[For the previous Dark Carnival post, click here.]
“The Watchers” (1945)
Bradbury’s narrator, Steve, works as personal secretary to William Tinsley, a captain of the kitchenware industry who wields a “flyswatter as scepter.” Tinsley is strangely obsessed with killing any and every insect in his midst. His pesticidal mania doesn’t stem from a basic phobia; he believes that insects (all living animals, in fact) are planted bugs, agents of surreptitious surveillance who report back to some mysterious governing force that Tinsley can only label “They.” Tinsley, who “refuses to talk when there’s an insect in the room,” intones to Steve: “We are being watched constantly. Is there ever a minute in our lives that passes without a fly buzzing in our room with us, or an ant crossing our path, or a flea on a dog, or a cat itself, or a beetle or a moth rushing through the dark, or a mosquito skirting around a netting?” The story offers another sinister turn of the screw when Tinsley realizes that there are more evil/infinitesimal entities to fear: microbes.

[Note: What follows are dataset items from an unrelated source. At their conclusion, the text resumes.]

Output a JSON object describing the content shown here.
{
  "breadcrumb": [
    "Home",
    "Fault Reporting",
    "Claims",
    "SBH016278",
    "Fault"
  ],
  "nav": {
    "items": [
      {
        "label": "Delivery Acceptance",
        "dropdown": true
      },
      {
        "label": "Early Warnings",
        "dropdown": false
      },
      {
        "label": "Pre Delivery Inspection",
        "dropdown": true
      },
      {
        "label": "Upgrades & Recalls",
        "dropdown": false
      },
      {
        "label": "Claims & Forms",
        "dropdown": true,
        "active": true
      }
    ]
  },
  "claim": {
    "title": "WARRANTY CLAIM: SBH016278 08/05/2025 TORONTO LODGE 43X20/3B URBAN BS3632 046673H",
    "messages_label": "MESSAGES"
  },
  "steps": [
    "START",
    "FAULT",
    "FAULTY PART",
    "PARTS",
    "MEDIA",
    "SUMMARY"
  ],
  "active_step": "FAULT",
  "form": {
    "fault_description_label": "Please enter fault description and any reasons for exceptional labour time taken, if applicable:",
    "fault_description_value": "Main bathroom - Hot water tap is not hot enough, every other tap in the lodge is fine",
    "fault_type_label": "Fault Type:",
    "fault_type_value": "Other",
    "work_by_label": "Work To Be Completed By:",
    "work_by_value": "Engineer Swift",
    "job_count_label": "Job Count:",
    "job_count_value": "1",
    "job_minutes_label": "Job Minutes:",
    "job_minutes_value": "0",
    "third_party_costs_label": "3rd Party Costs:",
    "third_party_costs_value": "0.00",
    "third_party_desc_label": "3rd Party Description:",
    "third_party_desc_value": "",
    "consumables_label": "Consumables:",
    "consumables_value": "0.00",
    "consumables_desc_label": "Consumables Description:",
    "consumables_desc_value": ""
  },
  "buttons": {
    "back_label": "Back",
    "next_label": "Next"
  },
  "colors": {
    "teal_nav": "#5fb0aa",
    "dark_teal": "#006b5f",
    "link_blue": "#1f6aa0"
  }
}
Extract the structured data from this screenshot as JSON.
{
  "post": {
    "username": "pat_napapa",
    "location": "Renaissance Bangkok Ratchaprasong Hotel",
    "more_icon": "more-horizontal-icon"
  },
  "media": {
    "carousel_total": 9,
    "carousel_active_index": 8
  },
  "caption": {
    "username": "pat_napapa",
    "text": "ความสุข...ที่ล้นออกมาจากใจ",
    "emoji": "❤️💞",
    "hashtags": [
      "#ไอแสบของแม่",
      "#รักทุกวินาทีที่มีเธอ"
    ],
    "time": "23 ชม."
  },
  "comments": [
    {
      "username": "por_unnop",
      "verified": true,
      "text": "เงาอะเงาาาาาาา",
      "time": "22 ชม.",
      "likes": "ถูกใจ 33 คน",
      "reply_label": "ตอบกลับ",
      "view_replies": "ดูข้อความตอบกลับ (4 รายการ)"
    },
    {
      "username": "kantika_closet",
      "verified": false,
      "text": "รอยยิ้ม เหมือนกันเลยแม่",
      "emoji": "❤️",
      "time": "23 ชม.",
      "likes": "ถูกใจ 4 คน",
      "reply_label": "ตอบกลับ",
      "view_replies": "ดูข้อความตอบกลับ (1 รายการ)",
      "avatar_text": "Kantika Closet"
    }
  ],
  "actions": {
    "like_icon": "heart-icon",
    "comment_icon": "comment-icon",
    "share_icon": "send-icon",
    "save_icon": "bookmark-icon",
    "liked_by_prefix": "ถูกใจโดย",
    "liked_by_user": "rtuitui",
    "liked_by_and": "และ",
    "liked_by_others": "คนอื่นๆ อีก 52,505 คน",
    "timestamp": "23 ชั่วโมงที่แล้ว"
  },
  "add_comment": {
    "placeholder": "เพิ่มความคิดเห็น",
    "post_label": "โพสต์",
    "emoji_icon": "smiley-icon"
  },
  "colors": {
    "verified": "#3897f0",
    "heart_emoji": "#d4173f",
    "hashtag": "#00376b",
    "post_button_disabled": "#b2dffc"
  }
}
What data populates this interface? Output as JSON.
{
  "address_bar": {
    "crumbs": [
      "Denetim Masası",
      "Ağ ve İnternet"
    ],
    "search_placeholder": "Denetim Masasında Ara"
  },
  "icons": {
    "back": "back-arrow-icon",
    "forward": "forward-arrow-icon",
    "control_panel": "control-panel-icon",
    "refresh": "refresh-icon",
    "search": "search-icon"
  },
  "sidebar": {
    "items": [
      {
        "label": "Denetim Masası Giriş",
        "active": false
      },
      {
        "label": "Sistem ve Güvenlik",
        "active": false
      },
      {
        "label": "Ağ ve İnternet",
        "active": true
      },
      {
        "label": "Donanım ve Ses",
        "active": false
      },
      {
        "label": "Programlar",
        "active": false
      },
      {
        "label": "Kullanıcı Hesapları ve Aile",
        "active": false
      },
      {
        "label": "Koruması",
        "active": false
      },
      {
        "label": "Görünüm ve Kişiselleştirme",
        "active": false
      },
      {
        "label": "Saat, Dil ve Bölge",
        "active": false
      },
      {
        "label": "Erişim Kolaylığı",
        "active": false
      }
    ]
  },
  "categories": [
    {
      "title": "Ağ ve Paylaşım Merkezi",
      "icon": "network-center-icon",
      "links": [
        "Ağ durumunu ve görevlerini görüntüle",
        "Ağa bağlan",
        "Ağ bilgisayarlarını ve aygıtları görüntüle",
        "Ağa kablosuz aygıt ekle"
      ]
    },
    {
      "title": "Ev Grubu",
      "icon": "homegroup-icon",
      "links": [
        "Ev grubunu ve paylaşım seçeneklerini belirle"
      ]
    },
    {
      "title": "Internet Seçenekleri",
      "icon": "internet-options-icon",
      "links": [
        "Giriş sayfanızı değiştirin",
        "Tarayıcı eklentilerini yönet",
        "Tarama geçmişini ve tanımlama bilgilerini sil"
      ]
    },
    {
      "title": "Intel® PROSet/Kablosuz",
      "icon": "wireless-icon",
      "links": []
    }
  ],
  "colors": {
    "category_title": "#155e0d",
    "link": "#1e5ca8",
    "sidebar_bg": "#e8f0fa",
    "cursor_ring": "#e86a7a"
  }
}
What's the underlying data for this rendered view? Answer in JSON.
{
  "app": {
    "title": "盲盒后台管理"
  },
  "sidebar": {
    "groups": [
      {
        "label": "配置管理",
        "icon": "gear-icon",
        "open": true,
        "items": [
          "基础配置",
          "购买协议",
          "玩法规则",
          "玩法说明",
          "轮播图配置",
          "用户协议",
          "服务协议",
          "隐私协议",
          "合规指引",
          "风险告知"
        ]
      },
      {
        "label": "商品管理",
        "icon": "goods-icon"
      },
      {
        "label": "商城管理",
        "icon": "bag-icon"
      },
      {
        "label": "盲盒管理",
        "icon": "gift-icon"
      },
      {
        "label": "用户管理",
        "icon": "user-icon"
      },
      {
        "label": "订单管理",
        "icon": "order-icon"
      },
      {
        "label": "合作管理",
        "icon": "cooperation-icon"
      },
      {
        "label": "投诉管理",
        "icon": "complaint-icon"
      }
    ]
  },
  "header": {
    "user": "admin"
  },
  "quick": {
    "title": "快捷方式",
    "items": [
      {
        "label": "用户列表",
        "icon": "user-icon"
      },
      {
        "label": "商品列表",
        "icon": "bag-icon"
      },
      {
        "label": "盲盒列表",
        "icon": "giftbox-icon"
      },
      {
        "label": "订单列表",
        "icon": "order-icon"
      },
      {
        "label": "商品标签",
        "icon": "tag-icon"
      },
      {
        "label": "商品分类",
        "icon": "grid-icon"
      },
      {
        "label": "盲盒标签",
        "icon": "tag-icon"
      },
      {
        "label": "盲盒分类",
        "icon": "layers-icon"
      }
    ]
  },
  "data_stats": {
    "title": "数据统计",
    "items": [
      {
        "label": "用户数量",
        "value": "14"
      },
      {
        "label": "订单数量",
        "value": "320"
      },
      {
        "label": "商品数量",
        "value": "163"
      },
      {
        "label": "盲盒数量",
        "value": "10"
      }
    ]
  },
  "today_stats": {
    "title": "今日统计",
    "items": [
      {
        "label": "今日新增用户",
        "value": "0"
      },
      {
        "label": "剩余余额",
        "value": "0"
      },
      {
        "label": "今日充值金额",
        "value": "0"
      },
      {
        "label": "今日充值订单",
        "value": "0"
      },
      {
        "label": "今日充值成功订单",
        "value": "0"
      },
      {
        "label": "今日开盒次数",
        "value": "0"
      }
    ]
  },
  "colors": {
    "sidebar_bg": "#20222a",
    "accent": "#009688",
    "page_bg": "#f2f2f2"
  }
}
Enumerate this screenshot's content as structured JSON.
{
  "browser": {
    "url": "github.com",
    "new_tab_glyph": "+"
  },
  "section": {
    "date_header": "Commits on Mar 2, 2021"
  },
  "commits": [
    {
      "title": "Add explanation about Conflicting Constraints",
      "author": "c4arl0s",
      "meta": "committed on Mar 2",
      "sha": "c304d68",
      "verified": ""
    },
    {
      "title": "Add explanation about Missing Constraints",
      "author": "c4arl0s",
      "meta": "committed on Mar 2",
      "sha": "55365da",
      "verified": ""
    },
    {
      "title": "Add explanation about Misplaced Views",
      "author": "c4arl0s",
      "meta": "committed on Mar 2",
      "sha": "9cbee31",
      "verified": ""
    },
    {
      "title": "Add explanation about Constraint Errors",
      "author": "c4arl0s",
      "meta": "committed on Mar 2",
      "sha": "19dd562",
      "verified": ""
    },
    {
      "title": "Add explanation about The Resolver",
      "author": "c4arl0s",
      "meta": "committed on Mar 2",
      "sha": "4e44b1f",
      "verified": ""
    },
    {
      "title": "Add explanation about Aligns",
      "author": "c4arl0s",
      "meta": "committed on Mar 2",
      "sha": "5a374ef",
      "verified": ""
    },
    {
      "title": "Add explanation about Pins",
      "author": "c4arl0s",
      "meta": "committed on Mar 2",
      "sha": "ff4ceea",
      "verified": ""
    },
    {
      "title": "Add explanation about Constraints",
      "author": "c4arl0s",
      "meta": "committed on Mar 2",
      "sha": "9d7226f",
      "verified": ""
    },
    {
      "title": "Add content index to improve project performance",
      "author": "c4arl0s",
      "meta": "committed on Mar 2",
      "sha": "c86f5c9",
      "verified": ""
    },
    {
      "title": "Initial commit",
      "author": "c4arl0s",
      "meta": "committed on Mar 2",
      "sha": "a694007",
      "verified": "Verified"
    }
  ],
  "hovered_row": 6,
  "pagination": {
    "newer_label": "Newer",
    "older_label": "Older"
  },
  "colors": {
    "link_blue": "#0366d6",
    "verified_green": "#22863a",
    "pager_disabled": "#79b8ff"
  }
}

Opening a dark new window onto the everyday, “The Watchers” is quintessential Bradbury. Just as Steve is infected with Tinsley’s “apprehensive awareness,” the reader can’t help be haunted by the specter of the paranoid premise (Bug Brother is Watching Us!). The story is infested with disturbing visuals, such as the description of Tinsley’s father, who was accidentally(?) killed by his own gun in a hunting accident, and whose corpse was overrun when his young son returned with belated help: “The entire body, the arms, the legs, and the shattered contour of what was once a strong, handsome face, was clustered over and covered with scuttling, twitching insects, bugs, ants of every and all descriptions, drawn by the sweet odor of blood.” The imagery grows even more grotesque when Tinsley (and later, Steve) falls sudden victim to a “rotting fetid combination of disease.” Unsettling in idea and execution alike, “The Watchers” ranks as one of the most horrific pieces Bradbury ever composed. Perhaps the reason it wasn’t installed in the original edition of Dark Carnival (I would’ve liked to have been a fly on the wall if Bradbury ever articulated his rationale for the exclusion) is because its unremitting gruesomeness threatened to overshadow the rest of the collection’s contents.